By Martin Hutchinson
The author is a Reuters Breakingviews columnist. The opinions expressed are his own.

WASHINGTON — The IMF for the first time has endorsed the idea of stopping hot money. It may sound like a good idea with so much of it sloshing around these days. But such capital controls impose large and opaque costs on the global economy and encourage fiscal indiscipline. Emerging market authorities should resist the temptation.

The longstanding policy position reversal by current IMF Managing Director Dominique Strauss-Kahn may be surprising but the timing is not. Controlling inward flows is a popular notion as easy money policies worldwide have led to a quintupling of global foreign exchange reserves since 1999 and a sea of unofficial hot funds seeking investment opportunities. When so much flows toward a single modest emerging market economy, the deluge can overwhelm local authorities trying to manage the situation.

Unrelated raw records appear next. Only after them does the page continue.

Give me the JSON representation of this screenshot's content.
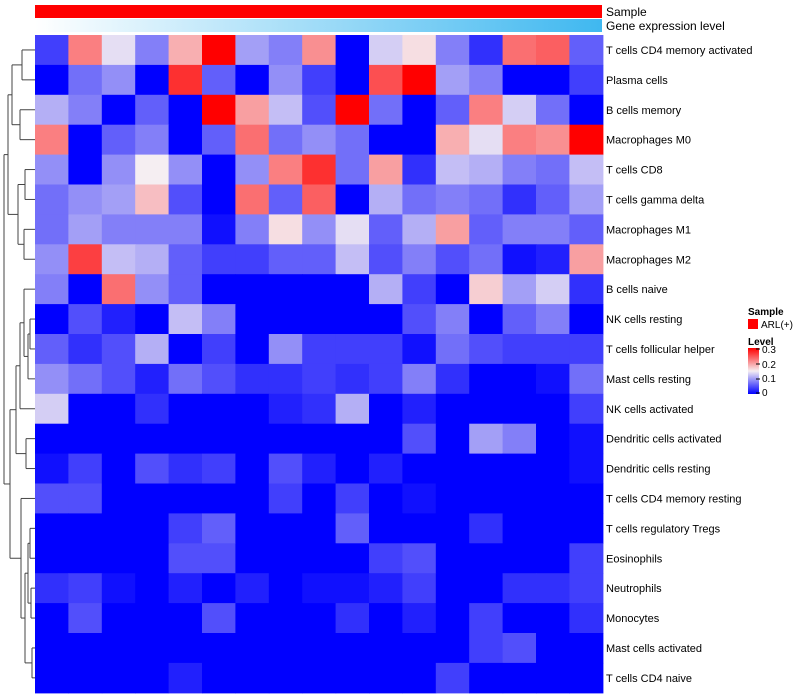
{
  "chart_data": {
    "type": "heatmap",
    "annotation_labels": {
      "sample": "Sample",
      "gene_expression": "Gene expression level"
    },
    "sample_annotation_color": "#ff0000",
    "gene_expression_gradient": [
      "#ffffff",
      "#3fb8f0"
    ],
    "rows": [
      "T cells CD4 memory activated",
      "Plasma cells",
      "B cells memory",
      "Macrophages M0",
      "T cells CD8",
      "T cells gamma delta",
      "Macrophages M1",
      "Macrophages M2",
      "B cells naive",
      "NK cells resting",
      "T cells follicular helper",
      "Mast cells resting",
      "NK cells activated",
      "Dendritic cells activated",
      "Dendritic cells resting",
      "T cells CD4 memory resting",
      "T cells regulatory  Tregs",
      "Eosinophils",
      "Neutrophils",
      "Monocytes",
      "Mast cells activated",
      "T cells CD4 naive"
    ],
    "num_samples": 17,
    "values": [
      [
        0.04,
        0.22,
        0.14,
        0.08,
        0.19,
        0.3,
        0.1,
        0.08,
        0.21,
        0.0,
        0.13,
        0.16,
        0.08,
        0.03,
        0.23,
        0.24,
        0.06
      ],
      [
        0.0,
        0.07,
        0.09,
        0.0,
        0.27,
        0.06,
        0.0,
        0.09,
        0.04,
        0.0,
        0.25,
        0.3,
        0.1,
        0.08,
        0.0,
        0.0,
        0.04
      ],
      [
        0.11,
        0.08,
        0.0,
        0.06,
        0.0,
        0.3,
        0.2,
        0.12,
        0.05,
        0.3,
        0.07,
        0.0,
        0.06,
        0.22,
        0.13,
        0.07,
        0.0
      ],
      [
        0.22,
        0.0,
        0.06,
        0.08,
        0.0,
        0.06,
        0.23,
        0.07,
        0.09,
        0.07,
        0.0,
        0.0,
        0.19,
        0.14,
        0.22,
        0.21,
        0.3
      ],
      [
        0.09,
        0.0,
        0.09,
        0.15,
        0.09,
        0.0,
        0.09,
        0.22,
        0.27,
        0.07,
        0.2,
        0.03,
        0.12,
        0.11,
        0.08,
        0.07,
        0.12
      ],
      [
        0.07,
        0.09,
        0.1,
        0.18,
        0.05,
        0.0,
        0.23,
        0.06,
        0.24,
        0.0,
        0.11,
        0.07,
        0.08,
        0.07,
        0.03,
        0.06,
        0.1
      ],
      [
        0.07,
        0.1,
        0.08,
        0.08,
        0.08,
        0.01,
        0.08,
        0.16,
        0.09,
        0.14,
        0.06,
        0.11,
        0.2,
        0.06,
        0.08,
        0.08,
        0.06
      ],
      [
        0.09,
        0.26,
        0.12,
        0.11,
        0.06,
        0.04,
        0.04,
        0.06,
        0.06,
        0.12,
        0.05,
        0.08,
        0.05,
        0.07,
        0.01,
        0.02,
        0.2
      ],
      [
        0.08,
        0.0,
        0.23,
        0.09,
        0.06,
        0.0,
        0.0,
        0.0,
        0.0,
        0.0,
        0.11,
        0.04,
        0.0,
        0.17,
        0.1,
        0.13,
        0.03
      ],
      [
        0.0,
        0.05,
        0.02,
        0.0,
        0.12,
        0.08,
        0.0,
        0.0,
        0.0,
        0.0,
        0.0,
        0.05,
        0.08,
        0.0,
        0.06,
        0.08,
        0.0
      ],
      [
        0.06,
        0.03,
        0.05,
        0.11,
        0.0,
        0.04,
        0.0,
        0.09,
        0.04,
        0.04,
        0.04,
        0.01,
        0.07,
        0.05,
        0.04,
        0.04,
        0.04
      ],
      [
        0.09,
        0.07,
        0.05,
        0.02,
        0.07,
        0.05,
        0.03,
        0.03,
        0.04,
        0.03,
        0.04,
        0.08,
        0.03,
        0.0,
        0.0,
        0.01,
        0.07
      ],
      [
        0.13,
        0.0,
        0.0,
        0.03,
        0.0,
        0.0,
        0.0,
        0.02,
        0.03,
        0.11,
        0.0,
        0.02,
        0.0,
        0.0,
        0.0,
        0.0,
        0.04
      ],
      [
        0.0,
        0.0,
        0.0,
        0.0,
        0.0,
        0.0,
        0.0,
        0.0,
        0.0,
        0.0,
        0.0,
        0.05,
        0.0,
        0.1,
        0.08,
        0.0,
        0.01
      ],
      [
        0.01,
        0.04,
        0.0,
        0.05,
        0.03,
        0.04,
        0.0,
        0.05,
        0.02,
        0.0,
        0.02,
        0.0,
        0.0,
        0.0,
        0.0,
        0.0,
        0.01
      ],
      [
        0.05,
        0.05,
        0.0,
        0.0,
        0.0,
        0.0,
        0.0,
        0.04,
        0.0,
        0.04,
        0.0,
        0.01,
        0.0,
        0.0,
        0.0,
        0.0,
        0.0
      ],
      [
        0.0,
        0.0,
        0.0,
        0.0,
        0.04,
        0.06,
        0.0,
        0.0,
        0.0,
        0.06,
        0.0,
        0.0,
        0.0,
        0.03,
        0.0,
        0.0,
        0.0
      ],
      [
        0.0,
        0.0,
        0.0,
        0.0,
        0.05,
        0.05,
        0.0,
        0.0,
        0.0,
        0.0,
        0.04,
        0.05,
        0.0,
        0.0,
        0.0,
        0.0,
        0.04
      ],
      [
        0.03,
        0.04,
        0.01,
        0.0,
        0.02,
        0.0,
        0.02,
        0.0,
        0.01,
        0.01,
        0.02,
        0.04,
        0.0,
        0.0,
        0.03,
        0.03,
        0.04
      ],
      [
        0.0,
        0.05,
        0.0,
        0.0,
        0.0,
        0.05,
        0.0,
        0.0,
        0.0,
        0.03,
        0.0,
        0.02,
        0.0,
        0.04,
        0.0,
        0.0,
        0.03
      ],
      [
        0.0,
        0.0,
        0.0,
        0.0,
        0.0,
        0.0,
        0.0,
        0.0,
        0.0,
        0.0,
        0.0,
        0.0,
        0.0,
        0.04,
        0.05,
        0.0,
        0.0
      ],
      [
        0.0,
        0.0,
        0.0,
        0.0,
        0.02,
        0.0,
        0.0,
        0.0,
        0.0,
        0.0,
        0.0,
        0.0,
        0.04,
        0.0,
        0.0,
        0.0,
        0.0
      ]
    ],
    "color_scale": {
      "min": 0,
      "mid": 0.15,
      "max": 0.3,
      "low_color": "#0000ff",
      "mid_color": "#f5eef2",
      "high_color": "#ff0000"
    },
    "legend": {
      "sample_title": "Sample",
      "sample_entry": "ARL(+)",
      "level_title": "Level",
      "level_ticks": [
        "0.3",
        "0.2",
        "0.1",
        "0"
      ]
    }
  }
}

After studying inflows to Brazil, Korea, Turkey and others, the IMF found that controls can divert capital to equity, reduce domestic credit booms and make economies more resilient in crises. There are times, it’s true, as with the Eastern European Swiss franc home lending mania of the mid-2000s, when irrationality takes over. But other regulatory approaches, such as limits on mortgage leverage, can better address the anomalies without preventing more appropriate movements of funds across borders.

Capital controls are a dangerous soft step for local governments. Brazil, for example, has been attracting huge capital inflows with its high domestic interest rates, elevated in part by excessive government spending. Measures taken to keep the economy from overheating prevented its currency from appreciating and enabled further fiscal indiscipline.
In other cases, commodity booms may cause a payments imbalance and threaten the “Dutch disease” of an overvalued exchange rate, stunting development in other areas. As Chile and Norway have shown, however, a stabilization fund can solve that problem without the need for capital controls.

Blocking inward money flows ultimately hampers the optimal allocation of resources. There are generally better alternatives, including a country letting its own currency appreciate or buying up those of others. The IMF has at least put these measures atop its list of policy options, along with tightening fiscal policy. But by opening the door to controls, it may only serve to encourage the risky nostrum.